MARFAN SYNDROME

If you've clicked on this page then I'm guessing that you are probably a little curious as to what Marfan Syndrome is! And no, it doesn't involve martians. I often talk about Marfan, a genetic condition I have, on my blog and sometimes I forget that not everyone has heard me talk about it before. So, I wanted to create a solution! A page that explains the ins and outs of Marfan Syndrome alongside some information about my personal journey and awareness raising efforts.


Marfan Syndrome is a genetic connective tissue disorder, think of the connective tissues in your body as the glue that holds everything together including your organs and joints. The connective tissues in the body also play an important role in helping the body grow and develop properly. So, when things go wrong with these connective tissues a lot of potential problems can arise. The condition is usually inherited from a parent, there is a 50/50 chance of the condition being passed on from an affected parent. However, in about 25% of cases spontaneous mutation occurs, this is where the gene just mutates, the condition isn't inherited.

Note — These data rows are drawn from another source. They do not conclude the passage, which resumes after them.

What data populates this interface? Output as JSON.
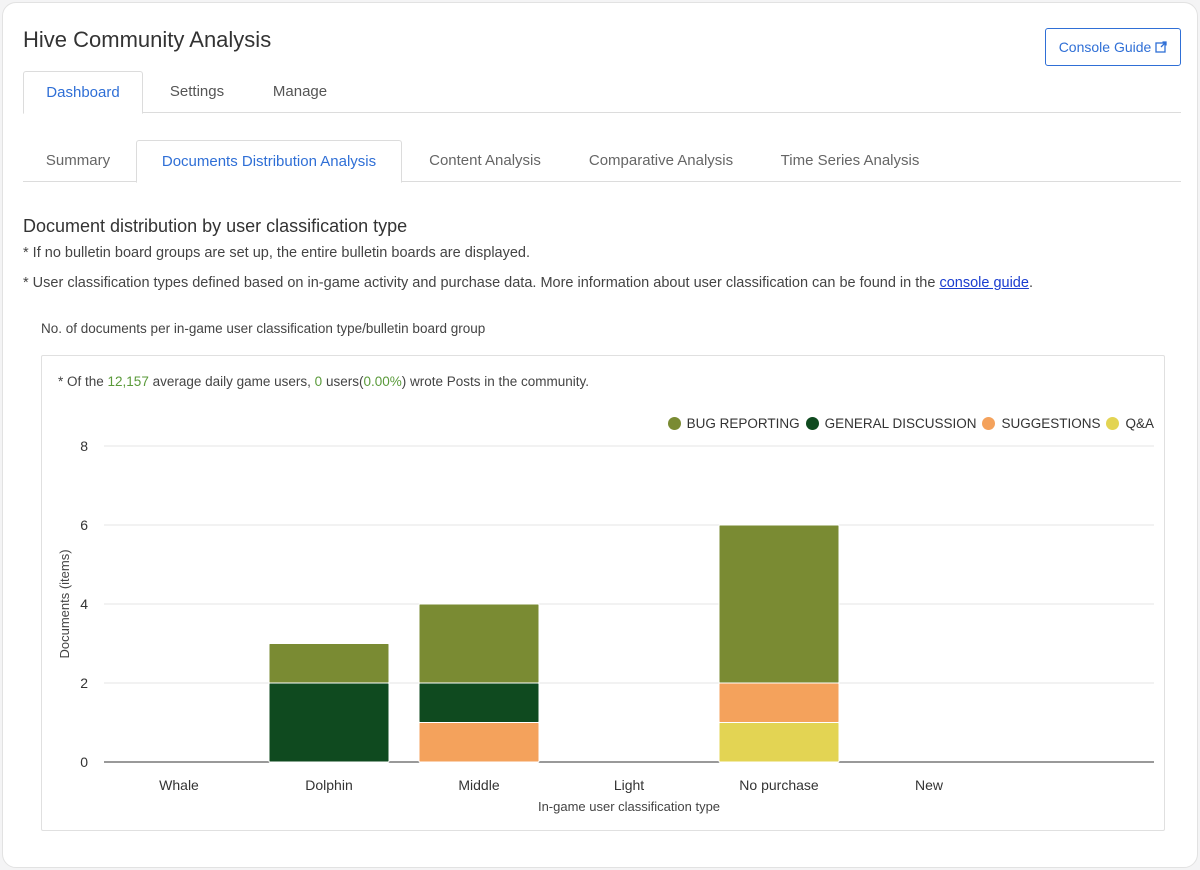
{
  "app": {
    "title": "Hive Community Analysis",
    "console_guide_label": "Console Guide"
  },
  "top_tabs": [
    {
      "label": "Dashboard",
      "active": true
    },
    {
      "label": "Settings",
      "active": false
    },
    {
      "label": "Manage",
      "active": false
    }
  ],
  "sub_tabs": [
    {
      "label": "Summary",
      "active": false
    },
    {
      "label": "Documents Distribution Analysis",
      "active": true
    },
    {
      "label": "Content Analysis",
      "active": false
    },
    {
      "label": "Comparative Analysis",
      "active": false
    },
    {
      "label": "Time Series Analysis",
      "active": false
    }
  ],
  "section": {
    "title": "Document distribution by user classification type",
    "note1": "* If no bulletin board groups are set up, the entire bulletin boards are displayed.",
    "note2_prefix": "* User classification types defined based on in-game activity and purchase data. More information about user classification can be found in the ",
    "note2_link": "console guide",
    "note2_suffix": "."
  },
  "chart_caption": "No. of documents per in-game user classification type/bulletin board group",
  "users_note": {
    "prefix": "* Of the ",
    "avg_users": "12,157",
    "middle": " average daily game users, ",
    "writers": "0",
    "middle2": " users(",
    "percent": "0.00%",
    "suffix": ") wrote Posts in the community."
  },
  "colors": {
    "accent": "#2f6fd6",
    "bug": "#7a8b33",
    "general": "#0f4a1f",
    "suggestions": "#f4a25c",
    "qa": "#e3d453"
  },
  "chart_data": {
    "type": "bar",
    "stacked": true,
    "categories": [
      "Whale",
      "Dolphin",
      "Middle",
      "Light",
      "No purchase",
      "New"
    ],
    "series": [
      {
        "name": "Q&A",
        "color": "#e3d453",
        "values": [
          0,
          0,
          0,
          0,
          1,
          0
        ]
      },
      {
        "name": "SUGGESTIONS",
        "color": "#f4a25c",
        "values": [
          0,
          0,
          1,
          0,
          1,
          0
        ]
      },
      {
        "name": "GENERAL DISCUSSION",
        "color": "#0f4a1f",
        "values": [
          0,
          2,
          1,
          0,
          0,
          0
        ]
      },
      {
        "name": "BUG REPORTING",
        "color": "#7a8b33",
        "values": [
          0,
          1,
          2,
          0,
          4,
          0
        ]
      }
    ],
    "legend_order": [
      "BUG REPORTING",
      "GENERAL DISCUSSION",
      "SUGGESTIONS",
      "Q&A"
    ],
    "xlabel": "In-game user classification type",
    "ylabel": "Documents (items)",
    "ylim": [
      0,
      8
    ],
    "yticks": [
      0,
      2,
      4,
      6,
      8
    ],
    "grid": true,
    "legend_position": "top-right"
  }
}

The gene defect leads to the abnormal production of a protein in our bodies called fibrillin, this results in parts of the body being able to abnormally stretch. The defective gene also leads to some bones growing longer than they should, this means that someone with Marfan may be very tall due to having long arms and legs.

There is no cure for Marfan so treatment focuses on managing symptoms and reducing the risk of complications. It is a condition that affects many different parts of the body so someone with it will usually be treated by a variety of different teams and doctors including cardiologists, rheumatologists and physiotherapists. It is thought that Marfan occurs in about every 1 in 5,000- 10,000 people, making it rare condition but not majorly rare.


Knowing the signs of Marfan Syndrome can honestly save lives. Every person's experience of Marfan is slightly different and everyone has a different combination of features. Some features are a lot easier to spot than others and unfortunately the most devastating heart complications are often the most silent problems. Having a few of the features of Marfan doesn't mean you have the condition but if you tick quite a few of the boxes then I would recommend that you speak to your general practitioner.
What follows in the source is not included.